她扭捏了会儿,才跟父王解释道:“目前开的铺子明面主事人都不是我们,得好好利用这点,咱们可以闷声发大财。”
“嗯,你看着来便是,心里有数就行。”他捏捏她日渐圆润的脸,“脸上是有点肉了,下巴还是尖尖的,多吃。”
顾烟杪垮下脸,满肚子油腻味儿:“喝鸡汤都快喝吐了。”
镇南王颔首道:“那今日炖排骨。”
庞掌柜与仆从们见状,都行礼退下了。
待院子里只剩下这父女俩,确认了隔墙无耳,顾烟杪才堪堪问道:“父王去过矿山了?”
镇南王不动声色地嗯了一声,又嘱咐道:“事关重大,你先不要告诉哥哥,京城人多眼杂,怕走漏风声。”
见顾烟杪乖乖点头,他顿了顿又道:“安歌来见过我一次,请求准允他在矿场附近寻找材料,作为报答,他给了我一张武器的设计图。”
顾烟杪很是狐疑:“他缘何次次都如此好心?”
镇南王一扬眉,猜测道:“或许是为了他正在做的事情。”
“他要挖矿,又要寻找材料……若是能够知道他想要什么材料就好了。”
她摸着下巴陷入沉思,脑海中隐隐有一闪而过的线索,好似从空中落下的一根黑色羽毛,飘飘荡荡着,却又再次模糊。

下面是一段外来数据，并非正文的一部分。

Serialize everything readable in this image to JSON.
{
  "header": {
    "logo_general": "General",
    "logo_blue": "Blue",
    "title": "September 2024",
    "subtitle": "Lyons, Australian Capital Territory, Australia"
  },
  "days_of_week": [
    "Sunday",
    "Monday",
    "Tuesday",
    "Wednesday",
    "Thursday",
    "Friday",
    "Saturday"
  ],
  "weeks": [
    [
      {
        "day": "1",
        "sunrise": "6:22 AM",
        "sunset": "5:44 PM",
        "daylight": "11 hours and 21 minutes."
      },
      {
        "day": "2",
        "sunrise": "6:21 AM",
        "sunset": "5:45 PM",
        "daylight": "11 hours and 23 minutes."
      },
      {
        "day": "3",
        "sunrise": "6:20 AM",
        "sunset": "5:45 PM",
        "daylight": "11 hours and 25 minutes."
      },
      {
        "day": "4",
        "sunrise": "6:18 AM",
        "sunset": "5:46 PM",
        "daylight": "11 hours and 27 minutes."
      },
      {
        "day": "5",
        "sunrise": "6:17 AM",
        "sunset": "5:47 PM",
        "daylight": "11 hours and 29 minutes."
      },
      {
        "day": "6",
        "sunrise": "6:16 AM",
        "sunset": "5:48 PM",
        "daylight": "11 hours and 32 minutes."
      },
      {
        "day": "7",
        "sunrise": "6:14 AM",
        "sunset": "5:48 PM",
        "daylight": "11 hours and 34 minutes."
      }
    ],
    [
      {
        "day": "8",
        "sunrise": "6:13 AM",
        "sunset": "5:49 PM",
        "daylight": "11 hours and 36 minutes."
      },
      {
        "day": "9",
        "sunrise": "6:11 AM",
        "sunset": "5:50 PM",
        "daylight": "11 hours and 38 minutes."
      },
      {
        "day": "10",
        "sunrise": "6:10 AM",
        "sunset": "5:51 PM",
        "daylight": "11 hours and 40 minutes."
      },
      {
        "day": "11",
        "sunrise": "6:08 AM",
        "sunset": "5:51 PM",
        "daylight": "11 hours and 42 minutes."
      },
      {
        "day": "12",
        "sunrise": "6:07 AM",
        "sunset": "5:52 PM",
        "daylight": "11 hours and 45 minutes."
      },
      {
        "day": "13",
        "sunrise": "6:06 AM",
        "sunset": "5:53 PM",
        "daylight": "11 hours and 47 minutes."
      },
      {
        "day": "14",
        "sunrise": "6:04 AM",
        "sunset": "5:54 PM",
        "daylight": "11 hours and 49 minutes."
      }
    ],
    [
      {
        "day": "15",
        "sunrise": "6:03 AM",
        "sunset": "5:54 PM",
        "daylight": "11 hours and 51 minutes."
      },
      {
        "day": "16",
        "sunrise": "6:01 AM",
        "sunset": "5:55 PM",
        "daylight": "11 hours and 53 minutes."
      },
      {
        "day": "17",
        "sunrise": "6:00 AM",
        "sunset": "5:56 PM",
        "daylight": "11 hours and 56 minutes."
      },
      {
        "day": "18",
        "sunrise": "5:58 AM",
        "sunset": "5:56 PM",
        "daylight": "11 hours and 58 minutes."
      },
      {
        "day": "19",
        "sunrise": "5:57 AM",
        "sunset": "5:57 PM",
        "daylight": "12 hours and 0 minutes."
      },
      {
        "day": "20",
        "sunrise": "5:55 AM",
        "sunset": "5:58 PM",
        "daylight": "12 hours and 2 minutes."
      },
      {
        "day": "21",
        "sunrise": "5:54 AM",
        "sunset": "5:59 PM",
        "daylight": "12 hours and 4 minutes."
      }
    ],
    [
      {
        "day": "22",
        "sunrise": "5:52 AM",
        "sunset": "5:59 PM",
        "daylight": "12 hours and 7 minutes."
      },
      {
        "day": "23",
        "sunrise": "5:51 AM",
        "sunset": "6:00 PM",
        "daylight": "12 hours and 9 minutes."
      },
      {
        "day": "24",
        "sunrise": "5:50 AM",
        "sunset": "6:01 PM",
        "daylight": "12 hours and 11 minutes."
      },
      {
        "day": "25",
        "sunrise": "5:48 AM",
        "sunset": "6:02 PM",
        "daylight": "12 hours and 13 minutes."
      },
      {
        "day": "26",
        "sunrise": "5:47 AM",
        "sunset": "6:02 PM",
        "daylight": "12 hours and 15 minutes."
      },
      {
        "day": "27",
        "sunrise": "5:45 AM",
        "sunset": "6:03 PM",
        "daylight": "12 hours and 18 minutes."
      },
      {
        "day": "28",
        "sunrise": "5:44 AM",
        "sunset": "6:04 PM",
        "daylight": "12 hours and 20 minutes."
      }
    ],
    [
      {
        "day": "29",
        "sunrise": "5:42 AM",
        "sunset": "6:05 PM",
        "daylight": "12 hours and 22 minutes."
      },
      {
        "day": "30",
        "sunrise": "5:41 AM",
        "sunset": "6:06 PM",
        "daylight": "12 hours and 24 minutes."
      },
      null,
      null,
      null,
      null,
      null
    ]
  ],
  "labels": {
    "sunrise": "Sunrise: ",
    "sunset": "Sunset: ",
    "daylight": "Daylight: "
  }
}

与此同时,远在京城的顾寒崧也收到了来自妹妹的书信与礼物。
信中的笔迹龙飞凤舞,洋洋洒洒地写了十几页纸,事无巨细地描述自己被父王在府中拘着的痛苦生活,每根头发丝都叫嚣着想要出去玩。
精神永远紧绷着的顾寒崧,此时也勉强能够在强压下喘息片刻,舒心笑一笑。
但他看着看着,笑容却逐渐敛起,只觉得不对劲。
于是他认真地重新看了一次——这分明是一封密信,解密后的汉字连成一句话:我已中乌头散之毒一年,你万事小心。
顾寒崧看得暗自心惊。
他明白妹妹的意思,谢家连对她都下如此狠手,何况是他这个镇南王唯一的儿子?
当年,镇南王所有兄弟都惨遭谢家毒手。
为了顾全魏安帝的名声,唯留下了这个曾经的太子。他们慢慢把他养废,盼着他横死,盼着他断子绝孙,所以——
王妃急产而亡,世子作为质子留在京城,郡主最好也能在慢性毒丨药中,神不知鬼不觉地慢慢耗尽年轻的生命。

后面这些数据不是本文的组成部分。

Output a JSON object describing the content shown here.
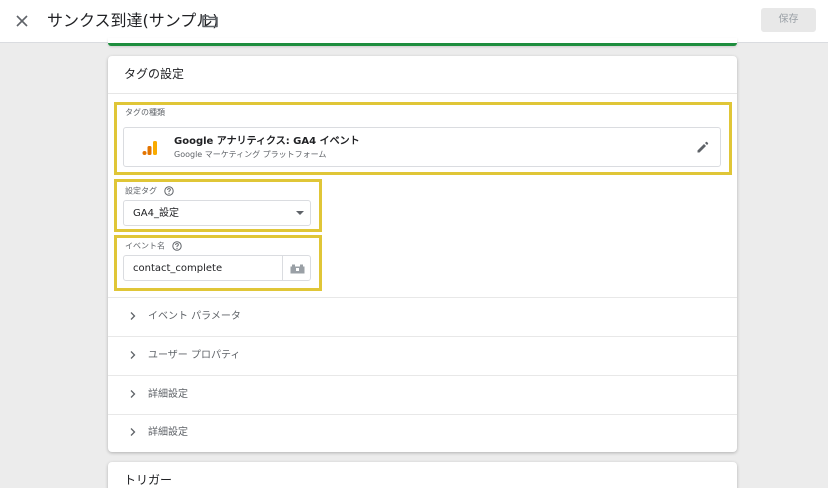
{
  "header": {
    "title": "サンクス到達(サンプル)",
    "save_label": "保存"
  },
  "card": {
    "title": "タグの設定",
    "tag_type": {
      "label": "タグの種類",
      "name": "Google アナリティクス: GA4 イベント",
      "subtitle": "Google マーケティング プラットフォーム"
    },
    "config_tag": {
      "label": "設定タグ",
      "value": "GA4_設定"
    },
    "event_name": {
      "label": "イベント名",
      "value": "contact_complete"
    },
    "sections": [
      {
        "label": "イベント パラメータ"
      },
      {
        "label": "ユーザー プロパティ"
      },
      {
        "label": "詳細設定"
      },
      {
        "label": "詳細設定"
      }
    ]
  },
  "trigger_card": {
    "title": "トリガー"
  },
  "colors": {
    "highlight": "#e0c637",
    "accent_green": "#1e8e3e",
    "ga_orange": "#f9ab00",
    "ga_dark_orange": "#e37400"
  },
  "icons": [
    "close-icon",
    "folder-icon",
    "google-analytics-icon",
    "pencil-icon",
    "help-icon",
    "dropdown-arrow-icon",
    "variable-icon",
    "chevron-right-icon"
  ]
}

甚至是因为一次与三皇子的口角,太子就下令将郡主在深秋时分推入寒潭。
人命对他而言,轻微得好似踩死一只蚂蚁。
镇南王一家,就要这样在毫无尊严的桎梏与残害中过这一辈子吗?
又或者,他们曾经的退让与容忍,真的能换来苟且偷生的一辈子吗?
顾寒崧心意难平,手里摩挲着那张薄薄的信纸,在书房枯坐一夜。
木质雕花窗外萧萧瑟瑟下起春雪,纷纷扬扬,未消多时便将静谧的院子覆盖上一层银白。
他心里有个无底洞,呼呼灌着风,好似寒冷的冬日尚未过去。
凌晨时分,顾寒崧好似终于想清楚对策。
于是招了幕僚来,沉吟片刻后吩咐道:“早前收集的谢家影响太子、妄图干政的证据,整理好给大皇子送去……不要暴露。”
幕僚一惊,长长作揖,劝道:“世子,那可是蛰伏十年的成果,就要这样拱手让人?”
顾寒崧并未回头,只负手站在床边,侧身看着院内飞雪散落,声音冷淡:“怎么会是拱手让人呢?……借力打力罢了。”
同在京城的玄烛,也收到了来自顾烟杪的神秘礼盒。
彼时他正在院中练剑,利刃在空中划出亮色的轨迹,熟稔得如同他的左右手。